Last night I watched a show that talked about an incident I had never heard of before – a terrorist attack on U.S. soil in 1916. That along with my correspondence with a friend in Iraq reminded me yet again how violent this world is in its sin. More than that though, it has reminded me of the violence which is supposed to accompany our lives as Christians. In fact, a quick glance at Nave’s Topical Bible tells us that there are more fifty than passages related to the believer being engaged in the “good warfare” (1:18) or the “fight of faith” (1 Tim 6:12).

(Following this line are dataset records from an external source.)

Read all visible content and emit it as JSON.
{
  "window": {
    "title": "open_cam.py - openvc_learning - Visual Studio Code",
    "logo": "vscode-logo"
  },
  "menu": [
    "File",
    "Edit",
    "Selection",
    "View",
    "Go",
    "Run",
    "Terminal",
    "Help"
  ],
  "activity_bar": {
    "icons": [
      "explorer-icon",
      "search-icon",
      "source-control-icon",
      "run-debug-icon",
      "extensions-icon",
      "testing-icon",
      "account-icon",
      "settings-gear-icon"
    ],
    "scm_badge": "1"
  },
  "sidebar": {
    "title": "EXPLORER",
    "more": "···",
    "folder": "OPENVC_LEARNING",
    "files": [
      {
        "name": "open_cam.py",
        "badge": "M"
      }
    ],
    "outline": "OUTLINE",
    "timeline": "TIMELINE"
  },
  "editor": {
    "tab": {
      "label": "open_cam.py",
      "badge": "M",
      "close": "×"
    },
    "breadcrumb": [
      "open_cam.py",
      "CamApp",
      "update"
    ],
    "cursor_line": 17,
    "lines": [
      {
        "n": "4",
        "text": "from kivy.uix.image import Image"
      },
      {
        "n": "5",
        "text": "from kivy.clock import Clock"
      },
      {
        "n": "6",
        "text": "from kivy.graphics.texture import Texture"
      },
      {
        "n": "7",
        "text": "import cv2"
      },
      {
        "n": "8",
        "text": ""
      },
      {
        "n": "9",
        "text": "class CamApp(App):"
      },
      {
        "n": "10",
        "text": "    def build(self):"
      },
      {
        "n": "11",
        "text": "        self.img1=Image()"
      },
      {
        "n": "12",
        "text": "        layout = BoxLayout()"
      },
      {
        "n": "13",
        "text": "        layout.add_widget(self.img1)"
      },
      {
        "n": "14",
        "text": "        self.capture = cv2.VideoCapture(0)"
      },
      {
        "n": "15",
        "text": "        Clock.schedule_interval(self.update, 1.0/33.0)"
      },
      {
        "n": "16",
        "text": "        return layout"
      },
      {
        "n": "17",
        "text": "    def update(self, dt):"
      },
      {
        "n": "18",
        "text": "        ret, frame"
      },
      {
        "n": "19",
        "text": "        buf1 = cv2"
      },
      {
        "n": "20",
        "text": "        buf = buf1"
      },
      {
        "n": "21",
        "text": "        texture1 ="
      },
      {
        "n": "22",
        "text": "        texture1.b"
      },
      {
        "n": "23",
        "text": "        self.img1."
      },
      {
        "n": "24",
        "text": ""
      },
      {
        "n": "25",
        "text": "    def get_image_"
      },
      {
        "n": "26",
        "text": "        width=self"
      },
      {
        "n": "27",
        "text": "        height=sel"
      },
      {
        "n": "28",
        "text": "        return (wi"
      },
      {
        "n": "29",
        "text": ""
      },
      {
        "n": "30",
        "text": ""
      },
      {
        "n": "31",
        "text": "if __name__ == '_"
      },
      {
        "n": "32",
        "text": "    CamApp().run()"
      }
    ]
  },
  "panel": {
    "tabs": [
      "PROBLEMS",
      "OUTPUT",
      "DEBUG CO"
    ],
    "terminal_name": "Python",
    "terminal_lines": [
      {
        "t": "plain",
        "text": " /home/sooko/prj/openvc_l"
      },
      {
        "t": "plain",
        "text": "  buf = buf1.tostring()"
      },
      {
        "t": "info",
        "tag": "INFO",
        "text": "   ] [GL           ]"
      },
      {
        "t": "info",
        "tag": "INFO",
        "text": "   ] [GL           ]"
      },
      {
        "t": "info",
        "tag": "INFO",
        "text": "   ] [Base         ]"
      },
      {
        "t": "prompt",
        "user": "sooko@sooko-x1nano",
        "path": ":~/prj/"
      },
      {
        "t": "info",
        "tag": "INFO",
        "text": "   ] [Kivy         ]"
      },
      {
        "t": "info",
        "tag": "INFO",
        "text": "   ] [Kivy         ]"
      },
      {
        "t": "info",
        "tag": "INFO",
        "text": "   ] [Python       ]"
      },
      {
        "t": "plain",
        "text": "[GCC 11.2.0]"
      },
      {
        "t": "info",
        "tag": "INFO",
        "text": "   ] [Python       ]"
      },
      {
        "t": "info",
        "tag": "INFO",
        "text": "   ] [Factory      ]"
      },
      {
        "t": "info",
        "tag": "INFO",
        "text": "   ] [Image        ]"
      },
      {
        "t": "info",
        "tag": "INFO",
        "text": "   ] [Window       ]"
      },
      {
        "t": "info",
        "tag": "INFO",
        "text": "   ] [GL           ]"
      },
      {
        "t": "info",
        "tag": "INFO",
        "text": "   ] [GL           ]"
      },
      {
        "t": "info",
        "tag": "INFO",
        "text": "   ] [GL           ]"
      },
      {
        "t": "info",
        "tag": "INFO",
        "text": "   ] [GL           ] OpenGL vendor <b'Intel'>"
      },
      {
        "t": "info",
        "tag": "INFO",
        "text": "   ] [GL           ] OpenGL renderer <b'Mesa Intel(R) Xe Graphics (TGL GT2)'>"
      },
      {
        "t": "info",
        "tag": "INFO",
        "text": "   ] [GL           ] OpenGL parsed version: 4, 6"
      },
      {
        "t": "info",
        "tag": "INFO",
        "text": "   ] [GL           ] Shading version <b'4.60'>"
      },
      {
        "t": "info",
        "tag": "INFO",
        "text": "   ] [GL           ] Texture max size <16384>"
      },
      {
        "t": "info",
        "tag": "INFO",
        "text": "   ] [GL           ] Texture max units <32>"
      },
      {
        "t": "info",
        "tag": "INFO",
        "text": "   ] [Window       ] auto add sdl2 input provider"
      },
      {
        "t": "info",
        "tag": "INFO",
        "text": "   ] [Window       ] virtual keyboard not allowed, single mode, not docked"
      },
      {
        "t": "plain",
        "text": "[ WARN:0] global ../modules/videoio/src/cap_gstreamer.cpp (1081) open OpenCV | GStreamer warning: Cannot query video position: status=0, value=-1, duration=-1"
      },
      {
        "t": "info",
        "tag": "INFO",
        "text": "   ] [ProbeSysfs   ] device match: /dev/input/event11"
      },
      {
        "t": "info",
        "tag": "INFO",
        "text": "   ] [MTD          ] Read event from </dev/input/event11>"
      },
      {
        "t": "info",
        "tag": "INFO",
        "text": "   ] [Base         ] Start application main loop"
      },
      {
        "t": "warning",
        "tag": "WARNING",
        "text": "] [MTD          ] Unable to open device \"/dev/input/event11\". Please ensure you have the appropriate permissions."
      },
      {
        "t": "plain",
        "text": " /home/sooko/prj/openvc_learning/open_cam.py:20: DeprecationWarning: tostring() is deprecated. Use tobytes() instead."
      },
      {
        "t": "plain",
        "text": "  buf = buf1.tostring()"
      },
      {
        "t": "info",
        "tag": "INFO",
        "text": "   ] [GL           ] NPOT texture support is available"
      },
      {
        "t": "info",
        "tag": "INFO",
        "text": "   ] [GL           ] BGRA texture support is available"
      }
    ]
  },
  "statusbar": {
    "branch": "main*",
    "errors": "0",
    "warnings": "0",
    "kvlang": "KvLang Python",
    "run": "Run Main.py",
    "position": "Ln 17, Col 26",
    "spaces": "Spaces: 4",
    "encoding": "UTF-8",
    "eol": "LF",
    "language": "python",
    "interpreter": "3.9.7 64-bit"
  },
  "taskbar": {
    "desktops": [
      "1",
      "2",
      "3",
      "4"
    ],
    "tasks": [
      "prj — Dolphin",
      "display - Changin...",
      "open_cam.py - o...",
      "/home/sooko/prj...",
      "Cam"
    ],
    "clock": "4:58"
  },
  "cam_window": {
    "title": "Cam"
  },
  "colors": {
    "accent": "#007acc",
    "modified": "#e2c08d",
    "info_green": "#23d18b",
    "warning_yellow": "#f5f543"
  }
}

But, unlike the war in Iraq or any other national war taken up today, the violence we are encouraged to is not one against other people; we are never encouraged to fight any sort of Christian jihad. Quite the opposite, in fact, Jesus told us to love our enemies (Matt 5:43-44). So, if we are not fighting people, what kind of war are we waging to enter God’s kingdom? Perhaps the most famous passage on spiritual warfare comes in Ephesians 6 where Paul uses the imagery of the Roman soldier of his day to illustrate the constant struggle of the believer against sin and the devil as he advances the kingdom of God through the gospel (Eph 6:10-20).
But the more surprising passage comes from the lips of Jesus: “from the days of John the Baptist until now, the kingdom of heaven has suffered violence, and the violent take it by force” (Matt 11:12). The context of the passage (11:7-19) shows us that Jesus is saying it is men of courage and of vigor are embracing the truth of the kingdom. Jesus’ point is that we cannot take the kingdom and sleep. We cannot be indifferent about the kingdom. We must embrace the kingdom like John, a man of vigor. The kingdom of God is not something that we can be blasé about, or apathetic about. The kingdom must be embraced with passion and intensity.

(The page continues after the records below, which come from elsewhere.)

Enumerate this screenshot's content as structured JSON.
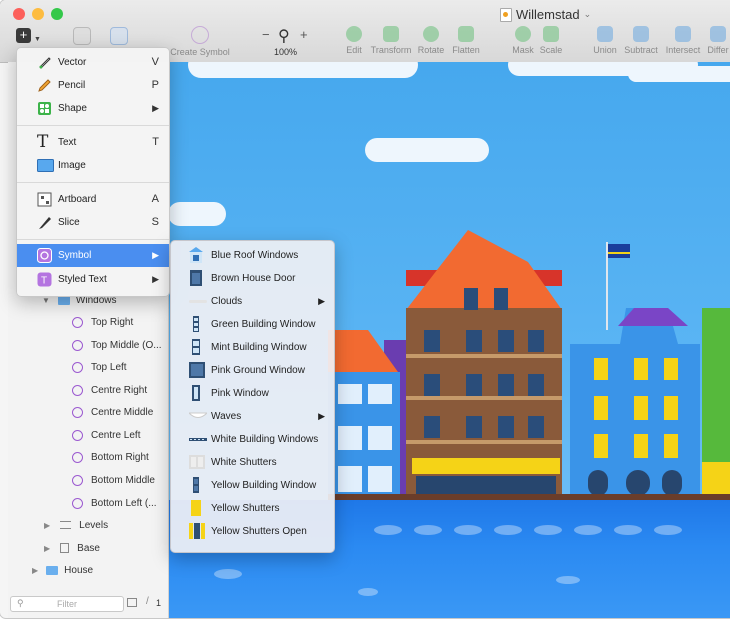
{
  "window": {
    "title": "Willemstad"
  },
  "traffic_lights": {
    "close_color": "#fc605b",
    "minimize_color": "#fdbc40",
    "zoom_color": "#34c84a"
  },
  "toolbar": {
    "create_symbol": "Create Symbol",
    "zoom_minus": "−",
    "zoom_plus": "+",
    "zoom_level": "100%",
    "edit": "Edit",
    "transform": "Transform",
    "rotate": "Rotate",
    "flatten": "Flatten",
    "mask": "Mask",
    "scale": "Scale",
    "union": "Union",
    "subtract": "Subtract",
    "intersect": "Intersect",
    "difference": "Differ"
  },
  "insert_menu": {
    "items": [
      {
        "label": "Vector",
        "shortcut": "V",
        "icon": "vector-pen-icon"
      },
      {
        "label": "Pencil",
        "shortcut": "P",
        "icon": "pencil-icon"
      },
      {
        "label": "Shape",
        "shortcut": "▶",
        "icon": "shape-icon"
      },
      {
        "label": "Text",
        "shortcut": "T",
        "icon": "text-icon"
      },
      {
        "label": "Image",
        "shortcut": "",
        "icon": "image-icon"
      },
      {
        "label": "Artboard",
        "shortcut": "A",
        "icon": "artboard-icon"
      },
      {
        "label": "Slice",
        "shortcut": "S",
        "icon": "slice-icon"
      },
      {
        "label": "Symbol",
        "shortcut": "▶",
        "icon": "symbol-icon"
      },
      {
        "label": "Styled Text",
        "shortcut": "▶",
        "icon": "styled-text-icon"
      }
    ]
  },
  "symbol_submenu": {
    "items": [
      {
        "label": "Blue Roof Windows",
        "has_submenu": false
      },
      {
        "label": "Brown House Door",
        "has_submenu": false
      },
      {
        "label": "Clouds",
        "has_submenu": true
      },
      {
        "label": "Green Building Window",
        "has_submenu": false
      },
      {
        "label": "Mint Building Window",
        "has_submenu": false
      },
      {
        "label": "Pink Ground Window",
        "has_submenu": false
      },
      {
        "label": "Pink Window",
        "has_submenu": false
      },
      {
        "label": "Waves",
        "has_submenu": true
      },
      {
        "label": "White Building Windows",
        "has_submenu": false
      },
      {
        "label": "White Shutters",
        "has_submenu": false
      },
      {
        "label": "Yellow Building Window",
        "has_submenu": false
      },
      {
        "label": "Yellow Shutters",
        "has_submenu": false
      },
      {
        "label": "Yellow Shutters Open",
        "has_submenu": false
      }
    ],
    "arrow": "▶"
  },
  "layers": {
    "group": "Windows",
    "items": [
      "Top Right",
      "Top Middle (O...",
      "Top Left",
      "Centre Right",
      "Centre Middle",
      "Centre Left",
      "Bottom Right",
      "Bottom Middle",
      "Bottom Left (..."
    ],
    "levels": "Levels",
    "base": "Base",
    "house": "House"
  },
  "sidebar_footer": {
    "filter_placeholder": "Filter",
    "count": "1"
  },
  "colors": {
    "accent": "#4a8ef0",
    "sky": "#4aaaf0",
    "water": "#2080ea"
  }
}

The Lord Jesus was saying in there were people who were embracing the kingdom even while others were standing by and criticizing faithful men like John the Baptist. Their spirituality consists of complaining about what they don’t like in the messenger and they’re not exulting in the message of the kingdom of heaven. And, so, He’s exhorting us to take heaven by storm. Not that we can earn our salvation by works – no, that is by grace through faith alone (Eph 2:8-10). But, we must respond to the gospel and so enter into the kingdom. We cannot sleep our way into the kingdom. It demands action and commitment – a response to the message of the gospel. Commenting on this passage, the great Puritan pastor Thomas Watson said, “Men could be content to have the kingdom of Heaven; but they are loathe to fight for it. They choose rather to go in a feather bed to Hell than to be carried to Heaven in a ‘fiery chariot’ of zeal and violence.”
All of this should causes us to ask ourselves: Are we living like men and women of valor and courage, fighting against our own sinfulness (Rom 6:12; 8:13) and the decaying culture (Rom 12:2)? Or are we half-heartedly hoping to enter God’s kingdom, rubbing the sleep out of our eyes? How we pursue God and his kingdom may say something about the kind of relationship we have with God. Let’s pray that we can make evident our calling and election and seek to take heaven by storm!